A fines de 1944 se produce el reencuentro final. Hay una inversión entre salud y enfermedad: el narrador estuvo enfermo de los pulmones y debió recluirse en un sanatorio; ya recuperado, quien enferma es Ferruccio. Este se ha convertido en un hombre frágil, alguien a quien le cuesta enormemente sostener la lucha por la vida, y también le cuesta encontrar el amor y tener un trabajo. “Tus cartas eran iguales a ti:tímidas, esquivas, temerosas de toda confidencia, y sin embargo ardientes de afecto y de generosidad. En ellas reconocía las cosas que me unían a la vida: una de las cosas esenciales que me unían a la vida”, hilvana Pratolini. Y, finalmente, es el hermanito quien enferma de una rara enfermedad y tiene una larga agonía en un hospital de Roma, episodios que ocupan la tercera y desgarradora parte del libro, y que son, en definitiva los que lo llevarán a Vasco Pratolini a escribir desde el vamos la crónica de esa familia que se desorganizó y finalmente se rearmaría a partir de la ausencia del padre, la influencia de dos guerras, la aparición de figuras sustitutas como el “padre” de Ferruccio y la abuela, el fantasma de la madre y de las versiones huidizas de su muerte y en última y gran instancia, la historia paralela de dos hermanos que separados fueron uno solo, mirándose en el espejo de la perplejidad del otro.

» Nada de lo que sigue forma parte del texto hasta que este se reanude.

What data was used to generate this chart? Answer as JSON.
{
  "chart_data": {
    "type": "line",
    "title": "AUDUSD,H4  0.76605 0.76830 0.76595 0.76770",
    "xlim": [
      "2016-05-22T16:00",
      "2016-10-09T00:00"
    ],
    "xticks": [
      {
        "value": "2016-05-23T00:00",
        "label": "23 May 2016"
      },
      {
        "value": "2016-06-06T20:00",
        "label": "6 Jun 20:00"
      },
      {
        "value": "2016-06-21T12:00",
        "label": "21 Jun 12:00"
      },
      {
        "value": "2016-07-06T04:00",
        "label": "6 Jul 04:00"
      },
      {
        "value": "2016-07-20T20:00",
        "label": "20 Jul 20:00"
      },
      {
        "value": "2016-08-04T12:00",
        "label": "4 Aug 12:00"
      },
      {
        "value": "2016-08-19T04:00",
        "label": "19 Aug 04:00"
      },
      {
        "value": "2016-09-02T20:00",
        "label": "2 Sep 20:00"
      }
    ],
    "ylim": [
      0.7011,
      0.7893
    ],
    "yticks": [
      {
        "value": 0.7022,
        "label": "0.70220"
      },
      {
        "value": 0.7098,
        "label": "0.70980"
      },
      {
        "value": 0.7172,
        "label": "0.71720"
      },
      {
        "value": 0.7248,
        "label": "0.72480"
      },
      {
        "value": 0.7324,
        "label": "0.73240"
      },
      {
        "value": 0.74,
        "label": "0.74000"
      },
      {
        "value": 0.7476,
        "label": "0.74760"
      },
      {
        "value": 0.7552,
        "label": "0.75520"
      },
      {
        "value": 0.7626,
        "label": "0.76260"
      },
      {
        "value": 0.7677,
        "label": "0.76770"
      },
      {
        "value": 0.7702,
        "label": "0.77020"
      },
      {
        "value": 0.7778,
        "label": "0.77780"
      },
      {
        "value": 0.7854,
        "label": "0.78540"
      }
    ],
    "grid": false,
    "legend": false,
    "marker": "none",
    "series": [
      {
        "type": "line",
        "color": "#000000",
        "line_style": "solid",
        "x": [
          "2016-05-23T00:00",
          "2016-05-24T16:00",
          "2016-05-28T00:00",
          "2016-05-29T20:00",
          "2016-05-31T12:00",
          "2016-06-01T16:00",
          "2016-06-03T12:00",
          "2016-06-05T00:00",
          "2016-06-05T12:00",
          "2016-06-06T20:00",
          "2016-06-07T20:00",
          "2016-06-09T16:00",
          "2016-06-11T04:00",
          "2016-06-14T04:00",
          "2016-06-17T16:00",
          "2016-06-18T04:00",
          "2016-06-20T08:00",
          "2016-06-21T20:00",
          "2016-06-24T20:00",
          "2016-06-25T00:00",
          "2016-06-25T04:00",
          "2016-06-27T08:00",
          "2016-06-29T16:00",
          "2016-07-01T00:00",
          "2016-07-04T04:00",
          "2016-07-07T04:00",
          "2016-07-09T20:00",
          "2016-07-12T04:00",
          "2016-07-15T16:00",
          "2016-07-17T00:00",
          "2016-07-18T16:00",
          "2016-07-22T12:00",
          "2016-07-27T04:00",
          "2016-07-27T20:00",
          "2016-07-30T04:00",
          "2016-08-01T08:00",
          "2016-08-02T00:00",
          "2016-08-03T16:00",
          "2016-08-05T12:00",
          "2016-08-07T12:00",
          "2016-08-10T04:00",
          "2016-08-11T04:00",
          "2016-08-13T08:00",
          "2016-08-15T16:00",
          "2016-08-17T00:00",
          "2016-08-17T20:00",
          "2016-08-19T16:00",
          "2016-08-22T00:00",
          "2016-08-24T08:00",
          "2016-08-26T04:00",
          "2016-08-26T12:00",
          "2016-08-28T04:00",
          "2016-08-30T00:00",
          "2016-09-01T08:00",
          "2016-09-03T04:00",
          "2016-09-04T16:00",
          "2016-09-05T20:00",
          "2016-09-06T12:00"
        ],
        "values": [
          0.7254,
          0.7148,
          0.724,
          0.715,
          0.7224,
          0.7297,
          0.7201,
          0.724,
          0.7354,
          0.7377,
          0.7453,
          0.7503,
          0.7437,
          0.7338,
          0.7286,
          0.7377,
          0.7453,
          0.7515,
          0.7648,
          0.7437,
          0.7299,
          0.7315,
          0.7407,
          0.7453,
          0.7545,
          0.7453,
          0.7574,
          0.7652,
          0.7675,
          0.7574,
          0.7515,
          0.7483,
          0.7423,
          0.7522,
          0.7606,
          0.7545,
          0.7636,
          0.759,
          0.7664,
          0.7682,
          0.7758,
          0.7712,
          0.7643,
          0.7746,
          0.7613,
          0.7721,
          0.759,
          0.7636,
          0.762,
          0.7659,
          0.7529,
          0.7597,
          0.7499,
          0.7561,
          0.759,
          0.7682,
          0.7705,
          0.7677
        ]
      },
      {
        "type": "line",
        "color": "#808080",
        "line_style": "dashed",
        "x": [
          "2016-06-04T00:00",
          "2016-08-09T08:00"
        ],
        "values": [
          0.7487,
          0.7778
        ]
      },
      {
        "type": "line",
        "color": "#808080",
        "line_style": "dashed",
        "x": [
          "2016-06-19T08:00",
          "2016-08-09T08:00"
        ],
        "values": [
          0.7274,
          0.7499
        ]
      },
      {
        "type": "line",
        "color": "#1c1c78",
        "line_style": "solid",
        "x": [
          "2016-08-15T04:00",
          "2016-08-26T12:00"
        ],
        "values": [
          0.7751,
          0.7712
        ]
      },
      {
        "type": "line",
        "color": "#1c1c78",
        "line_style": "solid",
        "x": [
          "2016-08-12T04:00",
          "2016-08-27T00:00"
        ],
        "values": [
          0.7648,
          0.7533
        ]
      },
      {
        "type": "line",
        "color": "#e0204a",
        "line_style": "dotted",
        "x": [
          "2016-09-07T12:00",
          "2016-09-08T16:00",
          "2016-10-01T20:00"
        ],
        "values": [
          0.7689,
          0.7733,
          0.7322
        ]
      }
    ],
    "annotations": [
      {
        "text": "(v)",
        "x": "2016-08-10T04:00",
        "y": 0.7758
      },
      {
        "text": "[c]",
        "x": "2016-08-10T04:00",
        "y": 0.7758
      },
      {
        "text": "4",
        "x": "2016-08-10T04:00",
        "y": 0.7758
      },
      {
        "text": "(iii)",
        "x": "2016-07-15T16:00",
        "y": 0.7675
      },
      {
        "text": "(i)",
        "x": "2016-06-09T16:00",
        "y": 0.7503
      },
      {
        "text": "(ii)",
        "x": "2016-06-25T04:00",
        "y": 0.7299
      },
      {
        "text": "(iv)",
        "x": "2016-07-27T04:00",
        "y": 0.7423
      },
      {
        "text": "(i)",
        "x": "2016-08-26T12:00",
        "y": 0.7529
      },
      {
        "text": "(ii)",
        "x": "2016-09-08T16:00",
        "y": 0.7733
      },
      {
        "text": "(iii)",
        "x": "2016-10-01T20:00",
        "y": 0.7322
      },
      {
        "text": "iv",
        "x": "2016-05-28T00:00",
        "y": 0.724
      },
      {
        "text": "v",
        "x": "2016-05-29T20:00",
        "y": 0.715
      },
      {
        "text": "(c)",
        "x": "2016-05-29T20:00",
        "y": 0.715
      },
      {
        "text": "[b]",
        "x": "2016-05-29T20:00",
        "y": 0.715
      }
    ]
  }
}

Vasco Pratolini escribió varios libros que pudieran adscribirse al realismo social, en esa vertiente conocida famosamente como “neorrealismo”, y a su literatura finalmente le cayó el rayo del olvido en la medida en que la cultura y el arte se fueron internando en los años 60. Pero Crónica de mi familia se queda a salvo de todo anacronismo literario (si es que esta es una vara válida para medir el valor de una obra) porque tiene de su lado la potencia inextinguible de la juventud, la rabia y la ternura mezcladas en una fórmula casi tan invencible como la de la cocacola. Y, claro: tiene también de su parte el nervio central de la vida, lo incontestable de la verdad que tan bien supo resumir Pratolini en la primera frase de la nota al lector donde no debe caerse en el error de leer un ataque a la literatura: “Este libro no es una obra de ficción”.